Quand êtes-vous rentrés aux Etats-Unis?
Le 26 juin. Nous avons subi une quarantaine de deux semaines. Nous avons fait venir nos repas tous les jours. Sortir avec notre chien un court instant représentait notre plus grand sentiment de liberté. Nous regardions souvent la télé. Nous avons vu les cinq saisons de Prison Break, parfois jusque tard dans la nuit.

La NHL édictait-elle de strictes règles d’entraînement en mode coronavirus?
Très strictes. Chaque jour, nous allions au vestiaire masqués. Chacun subissait un test, on nous prenait la température, tous les jours nous devions noter dans une appli notre état et d’éventuels symptômes. Ce n’est qu’ensuite qu’on nous autorisait à entrer sur la glace, où on nous prenait encore une fois la température. Chacun avait sa gourde à boire étiquetée à son nom. Après l’entraînement, nous recevions à manger dans un sac, que nous ramenions à la maison. En théorie, nous étions libres de nos mouvements, mais on nous a bien expliqué tout ce qui pouvait arriver: «Si vous attrapez le covid, vous serez mis en quarantaine, vous perdrez la forme et peut-être votre place. Vous serez exclu.» Il y avait bel et bien un semblant de pression exercé sur nous.

Les qualifications pour les play-off se sont jouées à Edmonton. Vous vous êtes retrouvé dans cette «bulle». Décrivez-nous cela!
Douze équipes étaient logées dans deux hôtels. Les six meilleures franchises dans l’hôtel directement relié à l’arène. Nous dans l’autre. Nous nous rendions à pied au stade, dans un couloir flanqué de grilles pour nous isoler. Devant le stade, nous nous asseyions sur des bancs d’un terrain de basket. Avec notre équipement et nos masques, par 30°C. Ce fut étrange et un peu désagréable au début. Mais au moins, nous étions dehors et j’aime être au grand air.

Six équipes dans un même hôtel? Vous deviez croiser vos adversaires dans les couloirs?
Tout le temps. Nous affrontions Vancouver. Souvent, on descendait et on montait dans le même ascenseur. Avant et après les matchs. Il a fallu s’y habituer. Le côté positif fut que j’y ai rencontré mes compatriotes de Nashville Roman Josi et Yannick Weber. Les retrouvailles furent sympas, mais l’expérience en tant que telle ne fut pas fabuleuse, même si nous n’avons été privés de contacts avec nos amis, nos femmes et nos familles que pendant deux semaines. Les équipes qui sont allées au terme des play-off ont vécu entre elles pendant plus de deux mois.

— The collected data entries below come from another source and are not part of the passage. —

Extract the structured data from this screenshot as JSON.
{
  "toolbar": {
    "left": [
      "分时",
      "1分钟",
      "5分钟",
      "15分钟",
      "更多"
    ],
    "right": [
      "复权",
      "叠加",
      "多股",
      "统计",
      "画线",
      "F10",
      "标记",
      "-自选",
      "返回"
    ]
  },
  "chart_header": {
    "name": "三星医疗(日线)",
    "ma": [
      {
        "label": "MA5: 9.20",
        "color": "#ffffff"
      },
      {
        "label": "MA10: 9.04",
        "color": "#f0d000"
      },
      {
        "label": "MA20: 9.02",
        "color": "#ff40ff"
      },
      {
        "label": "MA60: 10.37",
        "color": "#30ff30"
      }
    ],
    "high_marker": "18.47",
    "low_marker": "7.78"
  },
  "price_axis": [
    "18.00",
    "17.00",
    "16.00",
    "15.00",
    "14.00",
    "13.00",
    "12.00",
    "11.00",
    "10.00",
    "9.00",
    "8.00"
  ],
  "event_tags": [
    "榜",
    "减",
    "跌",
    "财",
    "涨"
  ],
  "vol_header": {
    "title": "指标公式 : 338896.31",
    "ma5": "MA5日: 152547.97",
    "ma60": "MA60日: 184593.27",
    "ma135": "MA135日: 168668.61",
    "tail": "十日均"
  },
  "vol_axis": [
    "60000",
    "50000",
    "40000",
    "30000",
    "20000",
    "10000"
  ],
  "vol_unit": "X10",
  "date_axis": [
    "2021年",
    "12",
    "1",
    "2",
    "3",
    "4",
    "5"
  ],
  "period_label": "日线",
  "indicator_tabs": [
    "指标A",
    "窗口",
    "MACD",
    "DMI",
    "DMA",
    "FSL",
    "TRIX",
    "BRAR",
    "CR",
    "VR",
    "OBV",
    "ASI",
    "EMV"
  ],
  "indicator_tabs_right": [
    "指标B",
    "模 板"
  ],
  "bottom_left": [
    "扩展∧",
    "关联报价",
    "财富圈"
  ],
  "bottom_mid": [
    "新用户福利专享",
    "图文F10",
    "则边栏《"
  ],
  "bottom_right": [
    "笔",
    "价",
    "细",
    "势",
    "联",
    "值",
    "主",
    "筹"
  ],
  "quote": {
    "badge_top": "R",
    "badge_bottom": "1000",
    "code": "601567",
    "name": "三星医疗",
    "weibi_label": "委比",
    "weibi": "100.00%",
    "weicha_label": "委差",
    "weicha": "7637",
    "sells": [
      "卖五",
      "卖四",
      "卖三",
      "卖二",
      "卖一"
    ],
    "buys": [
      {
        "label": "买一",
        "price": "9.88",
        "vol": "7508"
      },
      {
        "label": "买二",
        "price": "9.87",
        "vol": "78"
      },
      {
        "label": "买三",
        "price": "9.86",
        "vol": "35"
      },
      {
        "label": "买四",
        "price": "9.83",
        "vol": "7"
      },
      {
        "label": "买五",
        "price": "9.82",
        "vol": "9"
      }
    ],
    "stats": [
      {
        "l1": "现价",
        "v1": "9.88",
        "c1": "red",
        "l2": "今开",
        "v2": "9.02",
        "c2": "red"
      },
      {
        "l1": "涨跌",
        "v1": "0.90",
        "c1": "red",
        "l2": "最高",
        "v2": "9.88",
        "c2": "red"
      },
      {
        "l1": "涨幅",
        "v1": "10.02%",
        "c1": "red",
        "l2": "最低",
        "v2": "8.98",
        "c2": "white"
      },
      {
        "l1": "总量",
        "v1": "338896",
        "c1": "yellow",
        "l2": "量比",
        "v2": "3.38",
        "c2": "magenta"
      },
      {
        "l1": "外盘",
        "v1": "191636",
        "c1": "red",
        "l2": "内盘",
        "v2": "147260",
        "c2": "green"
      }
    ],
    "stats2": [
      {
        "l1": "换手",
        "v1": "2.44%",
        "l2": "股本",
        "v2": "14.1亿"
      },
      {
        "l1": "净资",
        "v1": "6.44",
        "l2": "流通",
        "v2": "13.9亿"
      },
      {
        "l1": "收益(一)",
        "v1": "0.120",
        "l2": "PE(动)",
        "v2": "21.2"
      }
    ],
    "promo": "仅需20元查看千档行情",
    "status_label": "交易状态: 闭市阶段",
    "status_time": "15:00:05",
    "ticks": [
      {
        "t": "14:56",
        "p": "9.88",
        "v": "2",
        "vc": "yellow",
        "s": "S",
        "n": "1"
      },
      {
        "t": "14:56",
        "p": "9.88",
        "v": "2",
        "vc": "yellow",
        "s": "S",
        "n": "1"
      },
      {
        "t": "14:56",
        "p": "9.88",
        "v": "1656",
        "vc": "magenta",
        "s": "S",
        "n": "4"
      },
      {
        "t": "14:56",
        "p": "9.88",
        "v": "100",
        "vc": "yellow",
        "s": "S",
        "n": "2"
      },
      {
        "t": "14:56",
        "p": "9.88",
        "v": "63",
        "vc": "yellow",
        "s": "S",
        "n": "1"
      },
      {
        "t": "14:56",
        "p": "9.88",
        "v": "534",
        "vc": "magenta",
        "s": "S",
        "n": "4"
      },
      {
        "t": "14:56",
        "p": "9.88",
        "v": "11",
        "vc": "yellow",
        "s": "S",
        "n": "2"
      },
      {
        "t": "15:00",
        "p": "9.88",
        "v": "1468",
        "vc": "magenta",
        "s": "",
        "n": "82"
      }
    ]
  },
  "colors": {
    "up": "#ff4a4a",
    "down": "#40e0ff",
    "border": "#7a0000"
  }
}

En aviez-vous assez de l’isolement?
Non, je l’aurais supporté plus longtemps. Nous avons joué au tennis de table, regardé les matchs à la TV. On pouvait même s’asseoir dans les gradins et suivre les matchs au stade. C’était drôle. Le soir, nous avions tout le restaurant pour nous pendant deux heures. Une autre équipe nous relayait ensuite. Les matchs sans spectateurs ne manquaient- ils pas singulièrement d’émotions? Un public réactif a fait cruellement défaut, notamment les exclamations lorsqu’un puck part. Il a fallu nous motiver mutuellement encore davantage. Les matchs gardaient cependant leur enjeu.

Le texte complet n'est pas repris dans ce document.